Kairos Impact | “When Strivings Cease”

Kara Landhuis was a Kairos Summer intern for our Communications team during the summer of 2013. She recently graduated from Iowa State University with a degree in Advertising. She is now living in Des Moines, Iowa, and working as a Marketing and Publicity Designer for Riverside Bible Camp.

My Kairos experience was different from many others’. I was an out-of-towner who found Kairos through a Google search. I flew a thousand miles to get to Greenville, and I didn’t know anyone. The unlikeliness of my story is a declaration of God’s providence in putting me exactly where I needed to be. Even though it’s been almost a year and a half since my Kairos experience, its impact remains evident in my life every day.

To say that Kairos changed me is tempting, but it’s not the full truth. Kairos didn’t change me, it revealed me. It exposed me and validated me. It gave me a new lens with which to see myself.

Before I started my Kairos internship, I was very discouraged. I felt as if my particular set of skills and personality traits wasn’t valuable to the Church. Part of the problem was that I was constantly comparing myself to other Christians. I saw people with traits that I envied, and I tried to make myself more like them. I kept trying to take my sanctification out of God’s hands and into my own.

When this was happening, I didn’t understand what was wrong. I just felt a vague sense of restlessness and unhappiness. Not only that, but I hardly knew who I was. I was a patched-together person, Frankenstein’s monster made of strivings and struggles and everything I thought I was supposed to be. In my quest for self-improvement, I had been ignoring the redemptive truth of the Gospel – the truth that God is working in me and that I don’t have to strive toward holiness on my own effort.

Kairos was the catalyst for so much transformation in my life. One of the most significant things I learned during Kairos was that my unique skills and passions are valuable. The Body of Christ is made of many parts, each with an important and distinct purpose (1 Cor. 12:17-18). After taking personality assessments, working on projects, meeting with mentors, and spending a lot of time reflecting, I understood so much more about myself. Kairos equipped me with language to express things that I always knew about myself but could never articulate.

This self-discovery was a huge gift, but it wasn’t always easy. It’s fun to explore strengths and passions, but it’s painful to confront shortcomings and fears. Kairos is about facing the fun things and the painful things alongside a community of people who are committed to truth, authenticity, and encouragement. Kairos is about being the Church – broken, sinful, underserving of grace, and yet still serving and loving one another through the power of the Holy Spirit. It’s a beautiful thing.

Not everyone gets the same things out of their Kairos experience, but that’s one of the great things about it. Kairos isn’t a one-size-fits-all internship. The experience is deliberately tailored to meet interns where they are and to impact each of them uniquely. I would definitely recommend this internship for anyone who is interested in authentic community, challenging spiritual training, and radical self-discovery.

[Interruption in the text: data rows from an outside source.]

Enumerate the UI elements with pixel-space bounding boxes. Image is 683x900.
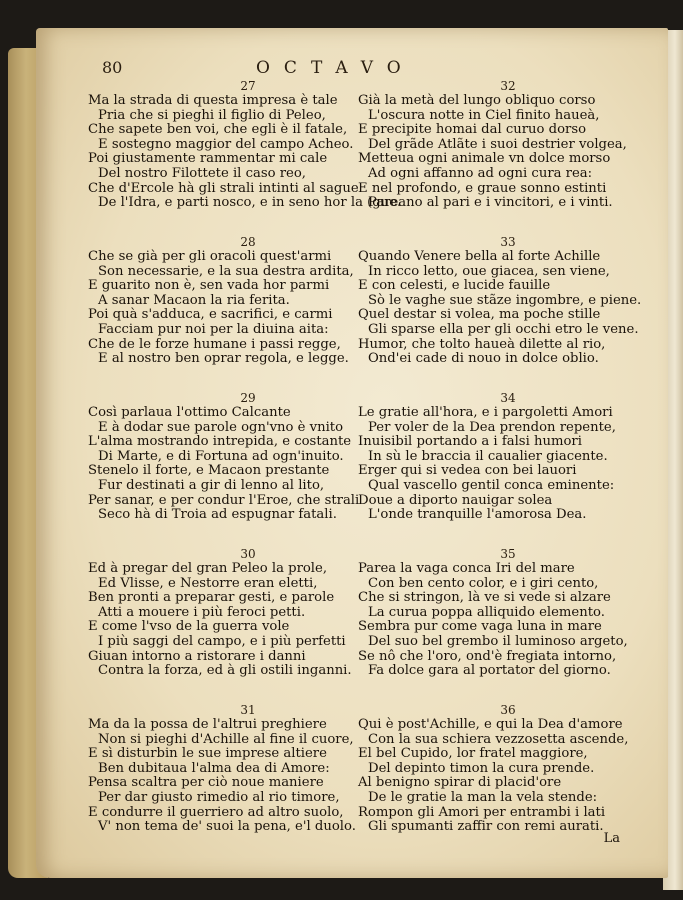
verse-line: E con celesti, e lucide fauille — [358, 278, 551, 294]
verse-line: Gli sparse ella per gli occhi etro le vene. — [368, 321, 639, 337]
verse-line: Doue a diporto nauigar solea — [358, 492, 553, 508]
stanza — [358, 80, 658, 236]
verse-line: El bel Cupido, lor fratel maggiore, — [358, 746, 588, 762]
verse-line: Se nô che l'oro, ond'è fregiata intorno, — [358, 648, 617, 664]
stanza-number: 31 — [240, 703, 256, 717]
stanza-number: 34 — [500, 391, 516, 405]
verse-line: Fur destinati a gir di lenno al lito, — [98, 477, 325, 493]
verse-line: Ben dubitaua l'alma dea di Amore: — [98, 760, 330, 776]
verse-line: De le gratie la man la vela stende: — [368, 789, 598, 805]
verse-line: Ma la strada di questa impresa è tale — [88, 93, 338, 108]
verse-line: De l'Idra, e parti nosco, e in seno hor la (gue. — [98, 195, 402, 211]
verse-line: Quando Venere bella al forte Achille — [358, 249, 601, 264]
verse-line: Fa dolce gara al portator del giorno. — [368, 663, 611, 679]
verse-line: Contra la forza, ed à gli ostili inganni. — [98, 663, 352, 679]
running-head: OCTAVO — [256, 58, 415, 78]
verse-line: Pareano al pari e i vincitori, e i vinti. — [368, 195, 613, 211]
verse-line: E à dodar sue parole ogn'vno è vnito — [98, 419, 344, 435]
verse-line: Qual vascello gentil conca eminente: — [368, 477, 615, 493]
verse-line: Gli spumanti zaffir con remi aurati. — [368, 819, 604, 835]
verse-line: E guarito non è, sen vada hor parmi — [88, 278, 330, 294]
stanza-number: 28 — [240, 235, 256, 249]
verse-line: Che si stringon, là ve si vede si alzare — [358, 590, 611, 606]
verse-line: Ed Vlisse, e Nestorre eran eletti, — [98, 575, 318, 591]
verse-line: L'alma mostrando intrepida, e costante — [88, 434, 352, 450]
verse-line: Ben pronti a preparar gesti, e parole — [88, 590, 335, 606]
verse-line: Quel destar si volea, ma poche stille — [358, 307, 601, 323]
verse-line: Ed à pregar del gran Peleo la prole, — [88, 561, 328, 576]
verse-line: Poi quà s'adduca, e sacrifici, e carmi — [88, 307, 333, 323]
stanza-number: 35 — [500, 547, 516, 561]
stanza-number: 36 — [500, 703, 516, 717]
stanza — [358, 392, 658, 548]
verse-line: Del grãde Atlãte i suoi destrier volgea, — [368, 136, 627, 152]
verse-line: E come l'vso de la guerra vole — [88, 619, 290, 635]
verse-line: Son necessarie, e la sua destra ardita, — [98, 263, 354, 279]
verse-line: Inuisibil portando a i falsi humori — [358, 434, 582, 450]
verse-line: Del nostro Filottete il caso reo, — [98, 165, 306, 181]
verse-line: Con ben cento color, e i giri cento, — [368, 575, 599, 591]
verse-line: E sì disturbin le sue imprese altiere — [88, 746, 327, 762]
verse-line: L'oscura notte in Ciel finito haueà, — [368, 107, 600, 123]
verse-line: A sanar Macaon la ria ferita. — [98, 292, 290, 308]
verse-line: E condurre il guerriero ad altro suolo, — [88, 804, 344, 820]
verse-line: V' non tema de' suoi la pena, e'l duolo. — [98, 819, 356, 835]
verse-line: In ricco letto, oue giacea, sen viene, — [368, 263, 610, 279]
catchword: La — [603, 831, 620, 846]
verse-line: Così parlaua l'ottimo Calcante — [88, 405, 291, 420]
stanza-number: 29 — [240, 391, 256, 405]
verse-line: Che d'Ercole hà gli strali intinti al sague — [88, 180, 359, 196]
verse-line: Del suo bel grembo il luminoso argeto, — [368, 633, 628, 649]
verse-line: Atti a mouere i più feroci petti. — [98, 604, 306, 620]
verse-line: Al benigno spirar di placid'ore — [358, 775, 562, 791]
verse-line: Rompon gli Amori per entrambi i lati — [358, 804, 606, 820]
verse-line: In sù le braccia il caualier giacente. — [368, 448, 608, 464]
stanza — [358, 548, 658, 704]
verse-line: L'onde tranquille l'amorosa Dea. — [368, 507, 587, 523]
stanza-number: 33 — [500, 235, 516, 249]
verse-line: Giuan intorno a ristorare i danni — [88, 648, 306, 664]
verse-line: Erger qui si vedea con bei lauori — [358, 463, 577, 479]
book-page — [36, 28, 668, 878]
verse-line: Facciam pur noi per la diuina aita: — [98, 321, 329, 337]
stanza — [358, 236, 658, 392]
verse-line: La curua poppa alliquido elemento. — [368, 604, 605, 620]
stanza-number: 32 — [500, 79, 516, 93]
right-column — [358, 80, 658, 860]
verse-line: Metteua ogni animale vn dolce morso — [358, 151, 611, 167]
verse-line: Che sapete ben voi, che egli è il fatale, — [88, 122, 348, 138]
verse-line: Per voler de la Dea prendon repente, — [368, 419, 616, 435]
verse-line: Già la metà del lungo obliquo corso — [358, 93, 596, 108]
verse-line: E precipite homai dal curuo dorso — [358, 122, 587, 138]
verse-line: E sostegno maggior del campo Acheo. — [98, 136, 354, 152]
verse-line: Qui è post'Achille, e qui la Dea d'amore — [358, 717, 623, 732]
verse-line: Poi giustamente rammentar mi cale — [88, 151, 328, 167]
verse-line: Ond'ei cade di nouo in dolce oblio. — [368, 351, 599, 367]
verse-line: Di Marte, e di Fortuna ad ogn'inuito. — [98, 448, 344, 464]
verse-line: Con la sua schiera vezzosetta ascende, — [368, 731, 629, 747]
verse-line: Sembra pur come vaga luna in mare — [358, 619, 602, 635]
verse-line: Non si pieghi d'Achille al fine il cuore, — [98, 731, 354, 747]
verse-line: Ad ogni affanno ad ogni cura rea: — [368, 165, 593, 181]
verse-line: Seco hà di Troia ad espugnar fatali. — [98, 507, 337, 523]
verse-line: Humor, che tolto haueà dilette al rio, — [358, 336, 606, 352]
verse-line: Del depinto timon la cura prende. — [368, 760, 595, 776]
verse-line: Che de le forze humane i passi regge, — [88, 336, 341, 352]
verse-line: Che se già per gli oracoli quest'armi — [88, 249, 332, 264]
folio-number: 80 — [102, 58, 123, 77]
verse-line: Pria che si pieghi il figlio di Peleo, — [98, 107, 326, 123]
verse-line: Parea la vaga conca Iri del mare — [358, 561, 575, 576]
verse-line: E nel profondo, e graue sonno estinti — [358, 180, 607, 196]
verse-line: Sò le vaghe sue stãze ingombre, e piene. — [368, 292, 642, 308]
verse-line: Per dar giusto rimedio al rio timore, — [98, 789, 340, 805]
stanza-number: 27 — [240, 79, 256, 93]
verse-line: I più saggi del campo, e i più perfetti — [98, 633, 346, 649]
verse-line: Le gratie all'hora, e i pargoletti Amori — [358, 405, 613, 420]
verse-line: Ma da la possa de l'altrui preghiere — [88, 717, 327, 732]
verse-line: Pensa scaltra per ciò noue maniere — [88, 775, 324, 791]
stanza-number: 30 — [240, 547, 256, 561]
verse-line: Stenelo il forte, e Macaon prestante — [88, 463, 330, 479]
verse-line: E al nostro ben oprar regola, e legge. — [98, 351, 349, 367]
verse-line: Per sanar, e per condur l'Eroe, che strali — [88, 492, 360, 508]
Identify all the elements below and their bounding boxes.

In a way, I could say that Kairos did not meet my expectations. I thought the summer would be all about the work I was doing in the church. I was wonderfully, beautifully mistaken. Kairos wasn’t about what I could do for the church, it was about what the church and staff could do to equip and develop me as a follower of Jesus, as a young professional, and as a human being. Most importantly, Kairos was about the work God is doing in me. I was reminded that I can stop striving and rest in the confidence of my identity in Jesus Christ.